25 Maar ter vierde wake des nachts kwam Jezus af tot hen, wandelende op de zee.
Τετάρτῃ δὲ φυλακῇ τῆς νυκτὸς ἀπῆλθε πρὸς αὐτοὺς ὁ Ἰησοῦς, περιπατῶν ἐπὶ τῆς θαλάσσης.
26 En de discipelen, ziende Hem op de zee wandelen, werden ontroerd, zeggende: Het is een spooksel! En zij schreeuwden van vrees.
Καὶ ἰδόντες αὐτὸν οἱ μαθηταὶ ἐπὶ τὴν θάλασσαν περιπατοῦντα ἐταράχθησαν, λέγοντες ὅτι Φάντασμά ἐστι· καὶ ἀπὸ τοῦ φόβου ἔκραξαν.
27 Maar terstond sprak Jezus hen aan, zeggende: Zijt goedsmoeds, Ik ben het, vreest niet.
Εὐθέως δὲ ἐλάλησεν αὐτοῖς ὁ Ἰησοῦς, λέγων, Θαρσεῖτε· ἐγώ εἰμι· μὴ φοβεῖσθε.
28 En Petrus antwoordde Hem, en zeide: Heere! indien Gij het zijt, zo gebied mij tot U te komen op het water.
Ἀποκριθεὶς δὲ αὐτῷ ὁ Πέτρος εἶπε, Κύριε, εἰ σὺ εἶ, κέλευσόν με πρός σε ἐλθεῖν ἐπὶ τὰ ὕδατα.
29 En Hij zeide: Kom. En Petrus klom neder van het schip, en wandelde op het water, om tot Jezus te komen.
Ὁ δὲ εἶπεν, Ἐλθέ. Καὶ καταβὰς ἀπὸ τοῦ πλοίου ὁ Πέτρος περιεπάτησεν ἐπὶ τὰ ὕδατα, ἐλθεῖν πρὸς τὸν Ἰησοῦν.
30 Maar ziende den sterken wind, werd hij bevreesd, en als hij begon neder te zinken, riep hij, zeggende: Heere, behoud mij!
Βλέπων δὲ τὸν ἄνεμον ἰσχυρὸν ἐφοβήθη· καὶ ἀρξάμενος καταποντίζεσθαι ἔκραξε, λέγων, Κύριε, σῶσόν με.
31 En Jezus, terstond de hand uitstekende, greep hem aan, en zeide tot hem: Gij kleingelovige! waarom hebt gij gewankeld?
Εὐθέως δὲ ὁ Ἰησοῦς ἐκτείνας τὴν χεῖρα ἐπελάβετο αὐτοῦ, καὶ λέγει αὐτῷ, Ὀλιγόπιστε, εἰς τί ἐδίστασας;
32 En als zij in het schip geklommen waren, stilde de wind.

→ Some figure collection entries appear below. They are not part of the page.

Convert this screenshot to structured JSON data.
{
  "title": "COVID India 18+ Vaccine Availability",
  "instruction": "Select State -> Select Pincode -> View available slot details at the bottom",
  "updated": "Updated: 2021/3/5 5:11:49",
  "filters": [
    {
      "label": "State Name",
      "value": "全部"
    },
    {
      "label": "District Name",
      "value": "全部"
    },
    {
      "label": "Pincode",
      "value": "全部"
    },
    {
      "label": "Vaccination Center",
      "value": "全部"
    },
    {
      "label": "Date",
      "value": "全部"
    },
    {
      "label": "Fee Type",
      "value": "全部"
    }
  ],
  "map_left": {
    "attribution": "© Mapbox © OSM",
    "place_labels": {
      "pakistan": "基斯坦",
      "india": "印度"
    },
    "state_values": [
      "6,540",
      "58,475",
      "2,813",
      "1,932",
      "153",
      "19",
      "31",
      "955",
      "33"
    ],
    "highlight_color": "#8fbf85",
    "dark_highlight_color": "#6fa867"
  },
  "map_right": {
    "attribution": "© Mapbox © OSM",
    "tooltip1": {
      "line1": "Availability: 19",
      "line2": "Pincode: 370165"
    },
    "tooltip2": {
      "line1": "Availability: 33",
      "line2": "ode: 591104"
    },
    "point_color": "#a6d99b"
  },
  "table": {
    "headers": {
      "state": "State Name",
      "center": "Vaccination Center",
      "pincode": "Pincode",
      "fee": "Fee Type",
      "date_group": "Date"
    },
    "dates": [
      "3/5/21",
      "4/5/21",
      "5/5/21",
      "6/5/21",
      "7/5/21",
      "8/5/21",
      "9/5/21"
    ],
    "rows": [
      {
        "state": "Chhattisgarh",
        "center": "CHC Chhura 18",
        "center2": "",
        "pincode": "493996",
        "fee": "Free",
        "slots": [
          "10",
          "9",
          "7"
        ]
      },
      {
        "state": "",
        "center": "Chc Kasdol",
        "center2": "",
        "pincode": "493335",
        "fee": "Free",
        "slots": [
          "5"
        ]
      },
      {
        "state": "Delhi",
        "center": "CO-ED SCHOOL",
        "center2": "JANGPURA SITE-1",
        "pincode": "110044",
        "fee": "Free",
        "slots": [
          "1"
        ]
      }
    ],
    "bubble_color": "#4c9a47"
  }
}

Καὶ ἐμβάντων αὐτῶν εἰς τὸ πλοῖον, ἐκόπασεν ὁ ἄνεμος·
33 Die nu in het schip waren, kwamen en aanbaden Hem, zeggende: Waarlijk, Gij zijt Gods Zoon!
οἱ δὲ ἐν τῷ πλοίῳ ἐλθόντες προσεκύνησαν αὐτῷ, λέγοντες, Ἀληθῶς Θεοῦ υἱὸς εἶ.
34 En overgevaren zijnde, kwamen zij in het land Gennesaret.
Καὶ διαπεράσαντες ἦλθον εἰς τὴν γῆν Γεννησαρέτ.
35 En als de mannen van die plaats Hem werden kennende, zonden zij in dat gehele omliggende land, en brachten tot Hem allen, die kwalijk gesteld waren;
Καὶ ἐπιγνόντες αὐτὸν οἱ ἄνδρες τοῦ τόπου ἐκείνου ἀπέστειλαν εἰς ὅλην τὴν περίχωρον ἐκείνην, καὶ προσήνεγκαν αὐτῷ πάντας τοὺς κακῶς ἔχοντας·
36 En baden Hem, dat zij alleenlijk den zoom Zijns kleeds zouden mogen aanraken; en zovelen als Hem aanraakten, werden gezond.
καὶ παρεκάλουν αὐτόν, ἵνα μόνον ἅψωνται τοῦ κρασπέδου τοῦ ἱματίου αὐτοῦ· καὶ ὅσοι ἥψαντο διεσώθησαν.